Investors who are the core audience for the reporting standards echoed the bank. The pensions arm of HSBC Holdings Plc, International Capital Market Association, and Asia Securities Industry & Financial Markets Association all wanted to see the board take the EU’s double materiality approach.
Durham University accounting professor Carol Adams said that Global Reporting Initiative, whose widely-used voluntary rules underpin the EU’s broader approach to ESG reporting, “is best placed to develop Standards.” She called the board’s rules “muddled and flawed.” A survey of big global companies released by the International Federation of Accountants on Monday found that 72% used Global Reporting Initiative standards, compared to 38% using the Sustainability Accounting Standards Board.
One issue that irked some stakeholders was the proposal wouldn’t compel companies to set specific sustainability targets, such as reducing pollution, and make them report ESG issues they could face over set, longer-term, periods. The European Central Bank sought a “direct reference to the Paris Agreement goals,” referring to a 2015 global agreement to limit climate change which isn’t mentioned by the board. The UN, among others, echoed the call.
There was broad support for making companies report on the sustainability problems they could face in future but some stakeholders said that could open the door to lawsuits from investors if things didn’t turn out as expected. US investment managers BlackRock, Inc. wanted regulators to give “meaningful protection from legal liability.” Along with companies such as BP Plc, it called for firms to be given enough time to implement ambitious new reporting requirements.
The most persistent criticisms were over the ISSB’s failure to define some of the basic terms used in the standards, reflected in the UN’s comments that companies were being given too much leeway over what to report.
The Big Four accounting firms—Deloitte, Ernst and Young, KPMG and PwC, also known as PricewaterhouseCoopers—called for a more concrete definition of terms used by companies to decide what to report. The board had simply copied the International Accounting Standard Board’s definition of materiality as well as introducing a general requirement for companies to report on significant sustainability topics.
“We believe there is a need for additional clarity and consistency with regard to key terms contained in the ED,” said EY, referring to the board’s exposure drafts. “For example, terms such as ‘significant’, ‘material’, ‘relevant’, ‘vulnerable’, are open to wide interpretation,” EY added.
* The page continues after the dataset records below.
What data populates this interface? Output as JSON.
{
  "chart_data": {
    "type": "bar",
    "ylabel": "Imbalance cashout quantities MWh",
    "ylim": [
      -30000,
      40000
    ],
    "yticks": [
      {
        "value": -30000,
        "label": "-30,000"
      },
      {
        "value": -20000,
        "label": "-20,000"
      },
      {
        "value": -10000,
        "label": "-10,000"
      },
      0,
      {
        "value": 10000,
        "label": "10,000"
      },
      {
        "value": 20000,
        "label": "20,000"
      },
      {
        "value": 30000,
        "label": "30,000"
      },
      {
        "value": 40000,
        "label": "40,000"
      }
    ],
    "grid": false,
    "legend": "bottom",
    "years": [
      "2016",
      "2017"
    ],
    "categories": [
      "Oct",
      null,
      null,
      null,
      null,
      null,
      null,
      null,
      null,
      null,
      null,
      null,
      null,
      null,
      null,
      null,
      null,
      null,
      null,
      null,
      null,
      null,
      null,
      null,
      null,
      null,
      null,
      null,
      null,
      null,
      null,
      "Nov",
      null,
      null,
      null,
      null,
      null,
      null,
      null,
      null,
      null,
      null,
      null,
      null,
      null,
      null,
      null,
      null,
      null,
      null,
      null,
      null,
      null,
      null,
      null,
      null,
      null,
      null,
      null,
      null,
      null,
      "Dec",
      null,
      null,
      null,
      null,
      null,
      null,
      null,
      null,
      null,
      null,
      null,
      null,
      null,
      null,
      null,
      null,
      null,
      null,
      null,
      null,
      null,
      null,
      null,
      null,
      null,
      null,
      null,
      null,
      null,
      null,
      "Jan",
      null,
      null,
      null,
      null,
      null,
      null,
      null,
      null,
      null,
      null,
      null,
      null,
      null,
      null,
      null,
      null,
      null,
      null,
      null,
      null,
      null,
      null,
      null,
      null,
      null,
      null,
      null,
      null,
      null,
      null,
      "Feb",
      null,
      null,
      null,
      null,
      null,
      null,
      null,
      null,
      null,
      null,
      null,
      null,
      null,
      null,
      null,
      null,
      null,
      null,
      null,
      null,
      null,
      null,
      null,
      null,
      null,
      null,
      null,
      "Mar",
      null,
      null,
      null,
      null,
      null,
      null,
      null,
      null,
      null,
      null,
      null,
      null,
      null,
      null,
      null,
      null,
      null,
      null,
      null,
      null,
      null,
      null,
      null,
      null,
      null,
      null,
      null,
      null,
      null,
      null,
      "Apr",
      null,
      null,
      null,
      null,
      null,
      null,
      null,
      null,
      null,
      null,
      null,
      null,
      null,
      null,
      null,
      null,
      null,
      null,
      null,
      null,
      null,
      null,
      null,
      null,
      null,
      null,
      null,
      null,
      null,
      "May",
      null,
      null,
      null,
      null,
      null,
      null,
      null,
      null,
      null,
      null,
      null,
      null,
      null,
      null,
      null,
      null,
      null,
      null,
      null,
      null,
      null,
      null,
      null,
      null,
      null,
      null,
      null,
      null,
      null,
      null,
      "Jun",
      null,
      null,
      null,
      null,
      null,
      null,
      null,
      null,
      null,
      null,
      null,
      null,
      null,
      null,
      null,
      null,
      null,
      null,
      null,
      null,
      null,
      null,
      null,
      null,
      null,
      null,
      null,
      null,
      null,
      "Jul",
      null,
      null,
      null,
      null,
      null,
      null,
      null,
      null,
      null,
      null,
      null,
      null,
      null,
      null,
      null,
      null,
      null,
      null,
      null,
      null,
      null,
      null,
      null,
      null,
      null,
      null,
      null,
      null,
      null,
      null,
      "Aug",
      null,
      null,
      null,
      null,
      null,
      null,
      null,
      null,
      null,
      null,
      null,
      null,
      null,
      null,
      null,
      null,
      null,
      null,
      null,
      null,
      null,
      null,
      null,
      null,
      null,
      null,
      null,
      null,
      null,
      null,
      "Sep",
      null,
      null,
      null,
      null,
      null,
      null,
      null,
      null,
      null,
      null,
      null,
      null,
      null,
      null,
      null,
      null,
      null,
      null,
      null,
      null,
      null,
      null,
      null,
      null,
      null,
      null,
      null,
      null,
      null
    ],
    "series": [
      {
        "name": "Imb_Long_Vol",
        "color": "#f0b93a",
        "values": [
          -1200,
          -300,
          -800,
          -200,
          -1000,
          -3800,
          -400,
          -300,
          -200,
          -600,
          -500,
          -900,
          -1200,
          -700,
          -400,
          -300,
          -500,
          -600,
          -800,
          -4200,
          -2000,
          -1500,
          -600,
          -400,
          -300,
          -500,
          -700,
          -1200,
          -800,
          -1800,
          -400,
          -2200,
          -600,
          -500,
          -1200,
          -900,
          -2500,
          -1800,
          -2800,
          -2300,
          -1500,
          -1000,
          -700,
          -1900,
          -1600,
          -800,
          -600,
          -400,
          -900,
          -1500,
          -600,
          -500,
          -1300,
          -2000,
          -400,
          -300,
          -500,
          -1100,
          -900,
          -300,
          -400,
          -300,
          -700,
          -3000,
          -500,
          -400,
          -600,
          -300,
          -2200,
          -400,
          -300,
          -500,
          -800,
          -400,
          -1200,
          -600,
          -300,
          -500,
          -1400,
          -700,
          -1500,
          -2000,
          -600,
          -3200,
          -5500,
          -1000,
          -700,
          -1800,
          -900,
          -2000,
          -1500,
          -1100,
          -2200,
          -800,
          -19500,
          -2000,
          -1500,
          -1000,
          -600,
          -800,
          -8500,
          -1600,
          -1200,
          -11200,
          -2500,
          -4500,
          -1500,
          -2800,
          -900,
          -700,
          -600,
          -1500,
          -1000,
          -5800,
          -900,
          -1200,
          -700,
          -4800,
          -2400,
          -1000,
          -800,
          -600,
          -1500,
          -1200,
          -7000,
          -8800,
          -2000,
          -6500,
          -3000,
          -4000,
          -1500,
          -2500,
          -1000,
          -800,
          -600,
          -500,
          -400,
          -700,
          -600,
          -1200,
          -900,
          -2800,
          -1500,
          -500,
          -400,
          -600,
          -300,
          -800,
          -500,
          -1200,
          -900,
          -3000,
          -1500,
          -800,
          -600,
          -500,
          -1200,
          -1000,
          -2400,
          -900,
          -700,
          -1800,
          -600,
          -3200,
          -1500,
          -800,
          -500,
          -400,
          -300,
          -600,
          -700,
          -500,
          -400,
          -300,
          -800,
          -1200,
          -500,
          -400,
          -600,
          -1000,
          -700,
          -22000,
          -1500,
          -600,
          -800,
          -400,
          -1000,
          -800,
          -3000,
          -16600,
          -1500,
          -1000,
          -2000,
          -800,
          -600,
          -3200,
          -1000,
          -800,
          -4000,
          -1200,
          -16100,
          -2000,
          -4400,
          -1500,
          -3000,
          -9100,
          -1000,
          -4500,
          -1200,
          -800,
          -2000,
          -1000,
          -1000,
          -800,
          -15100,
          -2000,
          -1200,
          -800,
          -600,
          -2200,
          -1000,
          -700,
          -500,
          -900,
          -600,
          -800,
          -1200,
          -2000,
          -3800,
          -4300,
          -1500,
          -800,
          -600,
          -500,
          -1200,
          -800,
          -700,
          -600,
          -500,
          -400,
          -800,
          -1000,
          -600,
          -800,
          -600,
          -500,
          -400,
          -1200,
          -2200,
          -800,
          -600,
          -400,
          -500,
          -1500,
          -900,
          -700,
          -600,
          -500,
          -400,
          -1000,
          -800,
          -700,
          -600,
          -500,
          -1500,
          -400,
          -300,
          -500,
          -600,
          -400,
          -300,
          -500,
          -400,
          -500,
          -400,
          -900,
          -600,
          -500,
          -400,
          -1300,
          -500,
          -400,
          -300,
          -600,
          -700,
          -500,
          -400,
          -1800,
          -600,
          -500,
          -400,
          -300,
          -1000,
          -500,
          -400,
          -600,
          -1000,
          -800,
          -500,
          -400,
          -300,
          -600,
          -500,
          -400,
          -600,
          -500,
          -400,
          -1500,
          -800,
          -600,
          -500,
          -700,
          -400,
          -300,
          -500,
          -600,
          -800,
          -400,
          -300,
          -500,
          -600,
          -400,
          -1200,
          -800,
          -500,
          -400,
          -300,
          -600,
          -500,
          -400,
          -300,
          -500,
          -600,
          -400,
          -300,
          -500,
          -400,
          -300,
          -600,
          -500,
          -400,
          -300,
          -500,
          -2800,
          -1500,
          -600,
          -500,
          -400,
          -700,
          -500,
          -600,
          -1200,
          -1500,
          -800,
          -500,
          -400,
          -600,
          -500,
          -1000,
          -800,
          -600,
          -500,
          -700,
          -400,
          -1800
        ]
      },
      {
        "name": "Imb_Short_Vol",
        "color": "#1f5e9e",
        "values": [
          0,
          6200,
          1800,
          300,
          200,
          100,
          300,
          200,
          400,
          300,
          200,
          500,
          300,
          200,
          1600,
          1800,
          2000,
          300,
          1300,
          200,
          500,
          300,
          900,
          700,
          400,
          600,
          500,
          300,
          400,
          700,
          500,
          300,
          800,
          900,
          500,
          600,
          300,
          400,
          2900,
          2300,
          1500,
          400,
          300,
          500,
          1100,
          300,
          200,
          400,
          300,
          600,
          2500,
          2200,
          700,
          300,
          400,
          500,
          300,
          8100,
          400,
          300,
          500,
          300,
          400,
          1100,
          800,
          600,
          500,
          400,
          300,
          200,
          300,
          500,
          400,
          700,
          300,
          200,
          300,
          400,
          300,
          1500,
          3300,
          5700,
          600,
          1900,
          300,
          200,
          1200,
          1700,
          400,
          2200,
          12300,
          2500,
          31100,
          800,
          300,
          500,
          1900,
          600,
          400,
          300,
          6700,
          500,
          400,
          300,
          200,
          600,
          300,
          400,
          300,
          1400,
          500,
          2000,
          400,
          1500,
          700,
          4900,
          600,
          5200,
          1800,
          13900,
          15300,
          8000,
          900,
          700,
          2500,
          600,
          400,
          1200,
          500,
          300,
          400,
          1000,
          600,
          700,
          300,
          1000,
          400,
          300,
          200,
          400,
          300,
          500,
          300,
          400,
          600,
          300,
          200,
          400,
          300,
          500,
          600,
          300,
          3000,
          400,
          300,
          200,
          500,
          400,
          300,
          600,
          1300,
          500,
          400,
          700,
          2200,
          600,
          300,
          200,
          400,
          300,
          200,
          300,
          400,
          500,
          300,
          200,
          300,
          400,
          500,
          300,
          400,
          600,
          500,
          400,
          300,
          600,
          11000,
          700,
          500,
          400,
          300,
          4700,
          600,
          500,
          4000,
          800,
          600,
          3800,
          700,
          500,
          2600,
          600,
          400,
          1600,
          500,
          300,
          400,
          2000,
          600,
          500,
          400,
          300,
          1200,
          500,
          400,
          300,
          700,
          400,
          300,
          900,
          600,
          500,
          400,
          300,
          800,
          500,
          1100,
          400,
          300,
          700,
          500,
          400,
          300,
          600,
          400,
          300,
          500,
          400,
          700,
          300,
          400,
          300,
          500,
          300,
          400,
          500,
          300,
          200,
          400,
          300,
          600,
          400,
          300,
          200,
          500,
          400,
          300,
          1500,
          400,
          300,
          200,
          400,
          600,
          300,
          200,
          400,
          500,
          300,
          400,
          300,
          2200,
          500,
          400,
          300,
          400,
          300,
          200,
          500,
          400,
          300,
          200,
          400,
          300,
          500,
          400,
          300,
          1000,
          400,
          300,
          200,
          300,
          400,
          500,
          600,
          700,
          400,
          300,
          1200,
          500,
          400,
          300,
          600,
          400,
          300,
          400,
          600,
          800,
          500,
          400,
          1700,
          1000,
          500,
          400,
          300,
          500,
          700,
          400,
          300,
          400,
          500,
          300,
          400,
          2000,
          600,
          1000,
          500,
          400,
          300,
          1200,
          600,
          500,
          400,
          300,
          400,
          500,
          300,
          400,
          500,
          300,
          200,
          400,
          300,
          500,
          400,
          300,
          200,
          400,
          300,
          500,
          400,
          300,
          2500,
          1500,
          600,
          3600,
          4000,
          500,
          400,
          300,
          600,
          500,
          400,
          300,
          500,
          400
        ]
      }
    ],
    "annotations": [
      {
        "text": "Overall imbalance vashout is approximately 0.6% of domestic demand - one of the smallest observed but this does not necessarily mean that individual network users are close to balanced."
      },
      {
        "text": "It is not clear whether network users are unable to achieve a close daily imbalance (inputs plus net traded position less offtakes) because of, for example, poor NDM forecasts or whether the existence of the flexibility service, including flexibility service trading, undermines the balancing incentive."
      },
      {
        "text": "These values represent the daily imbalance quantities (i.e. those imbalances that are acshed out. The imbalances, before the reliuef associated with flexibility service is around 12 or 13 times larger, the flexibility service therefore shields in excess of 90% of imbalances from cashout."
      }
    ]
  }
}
Some comment letters urged the board to work jointly with its sister organization, the International Accounting Standards Board, so that financial and ESG reporting rules were compatible.
Sheffield University accounting professor Richard Murphy went further, saying the whole approach was wrong, and companies wouldn’t become greener unless they took a financial hit from sustainability.
Murphy dismissed the need for separate ESG reporting rules.
“What is required is a single new accounting standard that places sustainability on the balance sheet as a cost to be recognised,” he said.